Food Literacy Sandwich: Garden Pesto Tomato & Egg

by Amber on September 2, 2012

September is Food Literacy Month. The nonprofit I founded, California Food Literacy Center, is celebrating—and so am I! Last week, the California Senate declared the month Food Literacy Awareness Month in the state. A week prior, the assembly also passed the resolution, sponsored by our nonprofit and authored by Assemblymember Roger Dickinson.

Yeah, it’s a pretty big deal for food literacy! This means that across the state, leaders are beginning to recognize the importance of understanding the impact of your food choices on your health, environment, and community.

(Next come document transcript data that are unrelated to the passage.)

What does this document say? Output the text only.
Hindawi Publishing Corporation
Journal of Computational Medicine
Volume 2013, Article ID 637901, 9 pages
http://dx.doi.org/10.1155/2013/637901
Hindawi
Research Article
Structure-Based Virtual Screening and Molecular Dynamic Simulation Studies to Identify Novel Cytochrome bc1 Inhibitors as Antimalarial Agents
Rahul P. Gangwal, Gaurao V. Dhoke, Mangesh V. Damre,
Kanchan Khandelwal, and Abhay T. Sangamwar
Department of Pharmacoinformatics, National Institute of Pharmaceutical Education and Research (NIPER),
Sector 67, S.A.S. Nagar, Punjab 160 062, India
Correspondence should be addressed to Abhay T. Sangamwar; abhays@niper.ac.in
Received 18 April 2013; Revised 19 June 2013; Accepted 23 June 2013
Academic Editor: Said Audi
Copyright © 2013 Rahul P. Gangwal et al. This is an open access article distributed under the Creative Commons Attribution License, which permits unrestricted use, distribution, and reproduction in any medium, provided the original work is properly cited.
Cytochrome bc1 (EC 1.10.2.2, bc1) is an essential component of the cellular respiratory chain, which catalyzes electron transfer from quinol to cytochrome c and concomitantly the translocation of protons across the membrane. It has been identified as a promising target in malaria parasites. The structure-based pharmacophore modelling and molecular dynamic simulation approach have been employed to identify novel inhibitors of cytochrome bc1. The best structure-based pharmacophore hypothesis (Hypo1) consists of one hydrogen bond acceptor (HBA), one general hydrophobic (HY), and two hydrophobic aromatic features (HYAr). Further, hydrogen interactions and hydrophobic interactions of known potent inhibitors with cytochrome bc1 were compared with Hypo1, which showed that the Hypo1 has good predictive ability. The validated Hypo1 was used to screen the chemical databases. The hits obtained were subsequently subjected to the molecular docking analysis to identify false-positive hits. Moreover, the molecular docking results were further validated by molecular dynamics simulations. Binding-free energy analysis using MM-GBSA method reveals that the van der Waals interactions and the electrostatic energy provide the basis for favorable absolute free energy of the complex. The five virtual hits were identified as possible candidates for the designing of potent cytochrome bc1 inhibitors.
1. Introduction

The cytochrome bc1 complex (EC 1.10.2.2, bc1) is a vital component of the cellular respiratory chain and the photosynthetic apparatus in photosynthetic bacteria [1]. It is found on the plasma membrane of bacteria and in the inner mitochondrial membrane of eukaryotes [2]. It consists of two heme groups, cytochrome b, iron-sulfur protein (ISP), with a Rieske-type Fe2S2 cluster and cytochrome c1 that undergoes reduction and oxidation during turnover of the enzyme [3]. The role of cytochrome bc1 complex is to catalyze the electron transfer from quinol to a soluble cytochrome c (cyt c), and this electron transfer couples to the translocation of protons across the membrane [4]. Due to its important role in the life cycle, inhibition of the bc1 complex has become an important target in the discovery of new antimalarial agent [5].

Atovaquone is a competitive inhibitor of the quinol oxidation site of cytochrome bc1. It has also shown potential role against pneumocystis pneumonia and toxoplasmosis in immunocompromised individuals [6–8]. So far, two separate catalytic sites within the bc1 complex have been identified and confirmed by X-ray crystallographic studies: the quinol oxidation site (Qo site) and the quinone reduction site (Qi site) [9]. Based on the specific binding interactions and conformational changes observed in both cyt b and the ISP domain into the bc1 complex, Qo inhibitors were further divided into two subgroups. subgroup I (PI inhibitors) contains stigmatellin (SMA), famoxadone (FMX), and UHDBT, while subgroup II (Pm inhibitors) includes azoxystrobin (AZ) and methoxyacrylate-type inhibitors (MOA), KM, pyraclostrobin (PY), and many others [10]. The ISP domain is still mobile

These are the issues I’ve been blogging about since 2008, and last July, I decided to take this effort a step further by starting a nonprofit that educates kids about food literacy.

In a state with a 38% child obesity rate, this type of education is more critical than ever. With childhood obesity comes some very serious diseases that once mainly affected adults: diabetes and high blood pressure. A child with high blood pressure? It’s unacceptable.

And now, more and more people are doing something about it.

This month, bloggers around the country will be making “Food Literacy Sandwiches” to get people thinking about these issues—and how important it is to vote with your food choices.

Vote for better health. Vote for a greener planet. Vote for a more sustainable community. You can do all this with the simple choices you make about the toppings on your humble sandwich.

Consider: if you buy the bread for your sandwich from the farmers market, those dollars stay in your community. In this struggling economy, what a simple way to make a big difference! In fact, according to local food advocate Joanne Neft, dollars spent locally circulate the community five times, as opposed to dollars spent at a big box store, which circulate only twice.

Your food choices also affect the planet. If every American ate just one meal a week using local, organic foods, we could reduce oil consumption by over 1.1 million barrels of oil every week, according to Animal, Vegetable, Miracle by Barbara Kingsolver. A simple food literacy sandwich once a week is an easy way to meet this goal!

Importantly, our food choices impact our health. There are many reasons to eat more fruits and vegetables. Among them, according to the USDA, diets rich in foods containing fiber, such as some vegetables and fruits, may reduce the risk of heart disease, obesity, and type 2 diabetes.

Kids enjoying a food literacy cooking lesson.


Convinced yet?

Perhaps the most important reason to vote with your food choices?—taste! Eating fresh, locally grown foods just tastes better. And there’s no better reason than that!

Please join us in celebrating Food Literacy Month!

My Food Literacy Sandwich features fresh vegetables from my garden, a homemade basil pesto, and hard boiled farm egg. I like to serve my sandwiches open-faced, because I hate to hide the beautiful seasonal ingredients behind a second layer of bread. Plus, I find them easier to eat, and quite lovely for presentation.

This sandwich is an ideal example of how easy it is to eat sustainably. This meal is good for you, good for the planet. I’ve broken the recipe instructions into activities for adults and those for kids, because I hope you’ll grab a child and cook this together.

Food Literacy Sandwich: Garden Pesto Tomato & Egg Recipe

4 slices artisan bread
4 Tablespoons basil pesto
1 large, roasted & peeled red bell pepper
1 large tomato
1 hardboiled egg
8 basil leaves
Salt & pepper to taste

Farmers market & garden ingredients: bread, pesto, pepper, tomato, egg, basil
Supermarket ingredients: salt, pepper

Instructions for adults:
Hard boil the egg. Allow kids to peel the egg, and then adults slice it into 4 thin slices. Cut the bread into 4 slices. Slice tomato into 4 thick slices. With all the ingredients prepped, allow children to help assemble.

Instructions for kids:
Place one slice of bread on a plate. Top with 1 Tablespoon pesto and spread evenly over the bread. Lay one slice of bell pepper on top of the pesto, followed by one slice of tomato and one slice of egg. Use two basil leaves as garnish to make the egg look like a flower. Sprinkle lightly with salt and pepper.

Repeat with the remaining ingredients to make 4 sandwiches.

Yield: 4 Food Literacy Sandwiches & 1 fun serving of education

{ 3 comments… read them below or add one }

Susan Covey September 2, 2012 at 9:21 pm

Yum! Beautiful too!


Illinois Hummingbird September 3, 2012 at 6:27 am

What lovely open-faced sandwiches! It looks like your Scandinavian genes are shining through! I adore the way you wrote the recipe — for kids. Kids learn by example – so if we are not preparing healthy dishes with local, seasonal ingredients — how will they learn?


Johanna September 4, 2012 at 1:15 pm

Gorgeous – I know what’s for lunch tomorrow! Thanks for the inspiration and for making the world more tasty, bright and food-literate.